What is known is that during the show, Nakai and two other orcas suddenly stopped performing their routine and started fighting. Nakai then swam to the back pool while the other two, Ike and Keet, went back to their performance. But when trainers later saw Nakai close up during feeding time, they saw this huge wound, open right down to the bone.
SeaWorld later issued a statement saying that all was basically well. As reported in the San Diego Union Tribune:
The injury to Nakai, an 11-year-old whale, is believed to have occurred when he came into contact with a portion of the pool on Sept. 20, said Sea World spokesman Dave Koontz.
The whale was treated by veterinarians. Park officials did not disclose details of the injury.
“Nakai is currently receiving antibiotics and the veterinarians are pleased with the healing progress of his wound,” Koontz said. Nakai is “swimming comfortably and interacting with other killer whales” at the park, Koontz said.
In fact, there hasn’t been any healing progress yet. Nobody knows how to treat such an injury.
Author and journalist Tim Zimmerman writes:
Knowing that the chunk of Nakai’s chin that was sheared off was retrieved from the bottom of the pool, I wondered whether there might be some way to try and reattach it, or graft it back on. I was told, by someone who knows, that it is very difficult to sew or staple killer whale parts back on due to the force of water constantly rushing past the skin.

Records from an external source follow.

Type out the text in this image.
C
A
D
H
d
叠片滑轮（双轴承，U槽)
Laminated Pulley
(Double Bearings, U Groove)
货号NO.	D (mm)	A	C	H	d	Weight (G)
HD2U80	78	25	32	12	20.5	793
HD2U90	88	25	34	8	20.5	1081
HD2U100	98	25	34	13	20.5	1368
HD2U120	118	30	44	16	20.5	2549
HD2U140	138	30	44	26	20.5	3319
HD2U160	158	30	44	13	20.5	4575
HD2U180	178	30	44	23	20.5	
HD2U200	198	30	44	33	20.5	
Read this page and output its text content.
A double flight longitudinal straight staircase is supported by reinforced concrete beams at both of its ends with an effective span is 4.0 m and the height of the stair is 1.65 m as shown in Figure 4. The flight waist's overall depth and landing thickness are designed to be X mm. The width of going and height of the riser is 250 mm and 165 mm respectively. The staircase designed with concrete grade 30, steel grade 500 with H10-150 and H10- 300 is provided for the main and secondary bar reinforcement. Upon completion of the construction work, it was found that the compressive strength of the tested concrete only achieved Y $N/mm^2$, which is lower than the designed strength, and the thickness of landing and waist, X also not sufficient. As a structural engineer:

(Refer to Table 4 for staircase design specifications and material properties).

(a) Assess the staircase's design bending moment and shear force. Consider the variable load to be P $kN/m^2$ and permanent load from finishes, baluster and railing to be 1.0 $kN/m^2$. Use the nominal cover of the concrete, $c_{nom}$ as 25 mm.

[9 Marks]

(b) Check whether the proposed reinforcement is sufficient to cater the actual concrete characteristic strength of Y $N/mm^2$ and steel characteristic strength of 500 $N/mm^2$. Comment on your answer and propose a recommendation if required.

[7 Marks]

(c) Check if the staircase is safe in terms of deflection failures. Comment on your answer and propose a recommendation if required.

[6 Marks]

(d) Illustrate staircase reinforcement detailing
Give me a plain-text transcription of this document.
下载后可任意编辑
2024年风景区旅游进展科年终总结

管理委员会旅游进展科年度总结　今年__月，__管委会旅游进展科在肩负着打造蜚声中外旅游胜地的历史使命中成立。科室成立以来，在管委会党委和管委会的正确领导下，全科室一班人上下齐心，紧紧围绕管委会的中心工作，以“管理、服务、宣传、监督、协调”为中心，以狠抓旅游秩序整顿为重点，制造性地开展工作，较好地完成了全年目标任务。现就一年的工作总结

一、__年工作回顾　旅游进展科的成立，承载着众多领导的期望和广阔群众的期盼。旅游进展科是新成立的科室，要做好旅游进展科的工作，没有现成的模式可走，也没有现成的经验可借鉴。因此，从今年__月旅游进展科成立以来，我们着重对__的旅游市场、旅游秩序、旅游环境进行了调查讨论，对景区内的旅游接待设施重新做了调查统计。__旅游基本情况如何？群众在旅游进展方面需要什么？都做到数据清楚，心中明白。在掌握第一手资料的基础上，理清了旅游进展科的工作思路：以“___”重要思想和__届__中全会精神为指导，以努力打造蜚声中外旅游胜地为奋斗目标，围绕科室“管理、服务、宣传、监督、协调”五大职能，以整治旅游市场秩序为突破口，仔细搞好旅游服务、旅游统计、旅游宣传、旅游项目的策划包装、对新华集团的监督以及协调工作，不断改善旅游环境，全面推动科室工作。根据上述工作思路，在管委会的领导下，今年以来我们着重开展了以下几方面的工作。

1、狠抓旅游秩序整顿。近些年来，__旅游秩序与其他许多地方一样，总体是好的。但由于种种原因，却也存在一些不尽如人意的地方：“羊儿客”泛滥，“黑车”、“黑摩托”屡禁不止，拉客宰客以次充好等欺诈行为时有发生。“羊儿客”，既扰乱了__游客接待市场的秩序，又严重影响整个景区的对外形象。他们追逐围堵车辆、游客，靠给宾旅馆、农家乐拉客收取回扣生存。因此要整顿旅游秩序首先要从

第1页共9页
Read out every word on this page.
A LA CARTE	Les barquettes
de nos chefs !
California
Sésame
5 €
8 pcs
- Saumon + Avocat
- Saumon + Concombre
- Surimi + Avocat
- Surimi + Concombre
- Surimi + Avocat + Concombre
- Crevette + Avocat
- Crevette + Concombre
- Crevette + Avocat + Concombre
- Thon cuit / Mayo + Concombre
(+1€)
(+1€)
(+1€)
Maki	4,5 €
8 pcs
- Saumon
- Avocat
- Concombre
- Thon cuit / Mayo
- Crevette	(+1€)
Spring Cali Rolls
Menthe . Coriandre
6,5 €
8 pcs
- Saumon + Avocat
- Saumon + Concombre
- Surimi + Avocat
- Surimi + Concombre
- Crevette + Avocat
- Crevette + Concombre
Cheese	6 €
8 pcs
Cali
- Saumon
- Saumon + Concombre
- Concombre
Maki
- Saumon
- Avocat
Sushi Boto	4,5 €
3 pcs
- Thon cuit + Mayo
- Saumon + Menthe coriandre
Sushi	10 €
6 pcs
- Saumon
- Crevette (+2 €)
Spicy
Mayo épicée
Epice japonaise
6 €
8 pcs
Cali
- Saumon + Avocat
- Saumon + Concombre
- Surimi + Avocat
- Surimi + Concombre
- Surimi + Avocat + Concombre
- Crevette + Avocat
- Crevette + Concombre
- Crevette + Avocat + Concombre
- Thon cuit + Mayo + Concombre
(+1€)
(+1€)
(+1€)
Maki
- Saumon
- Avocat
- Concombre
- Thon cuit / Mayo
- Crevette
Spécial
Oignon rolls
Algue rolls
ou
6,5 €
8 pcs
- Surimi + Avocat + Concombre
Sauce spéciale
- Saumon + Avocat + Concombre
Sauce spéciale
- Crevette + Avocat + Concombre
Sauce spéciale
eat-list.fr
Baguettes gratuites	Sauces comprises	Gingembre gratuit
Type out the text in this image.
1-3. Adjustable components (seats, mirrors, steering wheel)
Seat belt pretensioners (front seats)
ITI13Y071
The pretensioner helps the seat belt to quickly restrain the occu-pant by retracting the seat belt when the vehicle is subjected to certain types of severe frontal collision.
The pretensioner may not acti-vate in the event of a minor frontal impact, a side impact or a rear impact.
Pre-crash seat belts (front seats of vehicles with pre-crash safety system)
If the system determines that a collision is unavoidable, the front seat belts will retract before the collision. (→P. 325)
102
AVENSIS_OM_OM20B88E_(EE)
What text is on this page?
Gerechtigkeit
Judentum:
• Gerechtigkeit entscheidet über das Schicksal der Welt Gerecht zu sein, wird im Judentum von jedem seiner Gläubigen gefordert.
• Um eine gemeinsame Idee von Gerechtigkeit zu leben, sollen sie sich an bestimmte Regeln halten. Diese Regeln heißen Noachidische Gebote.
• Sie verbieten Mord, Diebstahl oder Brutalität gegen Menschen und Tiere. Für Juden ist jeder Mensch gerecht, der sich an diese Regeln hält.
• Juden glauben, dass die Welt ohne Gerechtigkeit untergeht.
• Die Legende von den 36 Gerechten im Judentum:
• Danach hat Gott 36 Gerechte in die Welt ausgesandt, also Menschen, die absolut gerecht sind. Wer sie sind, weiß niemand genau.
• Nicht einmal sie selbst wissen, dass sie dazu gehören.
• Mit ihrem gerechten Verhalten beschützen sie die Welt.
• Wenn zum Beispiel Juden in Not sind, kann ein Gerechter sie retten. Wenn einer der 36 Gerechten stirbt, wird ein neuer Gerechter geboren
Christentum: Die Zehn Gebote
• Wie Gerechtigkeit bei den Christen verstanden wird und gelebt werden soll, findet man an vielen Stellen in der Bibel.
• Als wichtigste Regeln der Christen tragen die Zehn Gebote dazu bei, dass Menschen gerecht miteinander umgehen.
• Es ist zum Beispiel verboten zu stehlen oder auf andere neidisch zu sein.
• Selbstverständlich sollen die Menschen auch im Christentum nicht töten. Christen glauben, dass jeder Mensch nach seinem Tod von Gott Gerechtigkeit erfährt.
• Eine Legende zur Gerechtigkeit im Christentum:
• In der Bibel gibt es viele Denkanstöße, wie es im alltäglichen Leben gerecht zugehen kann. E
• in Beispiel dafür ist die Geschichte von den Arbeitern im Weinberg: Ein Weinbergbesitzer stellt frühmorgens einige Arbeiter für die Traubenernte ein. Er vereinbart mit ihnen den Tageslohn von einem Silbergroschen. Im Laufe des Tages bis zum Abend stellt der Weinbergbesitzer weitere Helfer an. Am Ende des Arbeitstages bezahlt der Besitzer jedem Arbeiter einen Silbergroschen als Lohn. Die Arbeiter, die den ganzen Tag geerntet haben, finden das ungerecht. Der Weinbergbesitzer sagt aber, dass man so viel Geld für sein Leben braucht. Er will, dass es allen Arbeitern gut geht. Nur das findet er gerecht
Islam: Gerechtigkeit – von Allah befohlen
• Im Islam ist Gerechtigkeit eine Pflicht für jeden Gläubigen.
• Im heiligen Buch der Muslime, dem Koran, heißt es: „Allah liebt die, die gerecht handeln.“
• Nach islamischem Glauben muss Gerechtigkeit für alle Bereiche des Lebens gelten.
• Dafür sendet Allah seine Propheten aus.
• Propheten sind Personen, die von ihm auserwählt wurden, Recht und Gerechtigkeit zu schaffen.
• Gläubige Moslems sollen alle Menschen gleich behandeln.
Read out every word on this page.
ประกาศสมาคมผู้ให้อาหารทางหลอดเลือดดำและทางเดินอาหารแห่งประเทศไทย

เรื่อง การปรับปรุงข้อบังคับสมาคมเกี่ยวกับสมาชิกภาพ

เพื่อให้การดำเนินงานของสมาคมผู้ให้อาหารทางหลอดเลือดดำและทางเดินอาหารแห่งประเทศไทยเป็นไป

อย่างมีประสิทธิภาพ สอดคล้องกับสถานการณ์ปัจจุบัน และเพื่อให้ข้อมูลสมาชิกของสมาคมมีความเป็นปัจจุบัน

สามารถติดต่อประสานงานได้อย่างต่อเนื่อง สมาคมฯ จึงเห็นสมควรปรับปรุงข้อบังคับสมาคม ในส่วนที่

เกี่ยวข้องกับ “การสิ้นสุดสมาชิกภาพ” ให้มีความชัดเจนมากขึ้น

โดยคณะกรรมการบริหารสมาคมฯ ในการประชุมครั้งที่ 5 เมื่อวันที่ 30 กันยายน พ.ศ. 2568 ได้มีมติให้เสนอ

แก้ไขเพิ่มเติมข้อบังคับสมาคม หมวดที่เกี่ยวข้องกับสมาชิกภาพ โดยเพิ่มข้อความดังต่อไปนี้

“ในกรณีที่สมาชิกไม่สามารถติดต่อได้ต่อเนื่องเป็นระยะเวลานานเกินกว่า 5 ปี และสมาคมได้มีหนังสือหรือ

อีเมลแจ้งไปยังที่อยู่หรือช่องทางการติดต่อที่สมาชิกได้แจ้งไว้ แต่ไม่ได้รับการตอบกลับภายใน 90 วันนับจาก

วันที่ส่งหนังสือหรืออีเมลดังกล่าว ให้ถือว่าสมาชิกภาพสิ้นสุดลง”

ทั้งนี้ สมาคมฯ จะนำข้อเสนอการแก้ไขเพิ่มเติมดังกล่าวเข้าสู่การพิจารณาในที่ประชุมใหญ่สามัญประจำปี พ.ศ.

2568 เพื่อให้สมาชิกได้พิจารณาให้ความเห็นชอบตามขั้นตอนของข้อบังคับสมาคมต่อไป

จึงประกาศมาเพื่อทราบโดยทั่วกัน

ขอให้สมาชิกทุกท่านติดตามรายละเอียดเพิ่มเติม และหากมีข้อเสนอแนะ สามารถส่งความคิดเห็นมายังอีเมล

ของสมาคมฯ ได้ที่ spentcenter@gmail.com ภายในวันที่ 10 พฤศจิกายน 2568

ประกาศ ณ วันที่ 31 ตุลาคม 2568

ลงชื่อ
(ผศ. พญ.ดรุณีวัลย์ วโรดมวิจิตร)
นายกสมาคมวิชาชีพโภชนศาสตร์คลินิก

Apparently, something like that was tried (and failed) with Splash after he injured his jaw.
To try to stave off an infection, veterinarians are daubing the wound with honey, a natural antibiotic, as well as using regular antibiotics.
Ingrid Visser of the Orca Research Trust visited SeaWorld last week and told Zimmerman what the photo above seemed to indicate:
“At the bottom right of the wound, near the trainers shoe in the photo, there are four puncture marks – and the spacing matches that for orca teeth – as you can see from Nakai’s teeth in this same photo.”
Whatever the exact cause of Nakai’s injury, one thing is for sure: things like this don’t happen to orcas in the wild. Their whole social structure and culture is geared to avoiding fights that result in serious injury. Incidents like this one, where orcas or their human captors get hurt, only happen in the confines of a marine zoo or circus.
It’s time to bring an end to these Coliseum-style shows.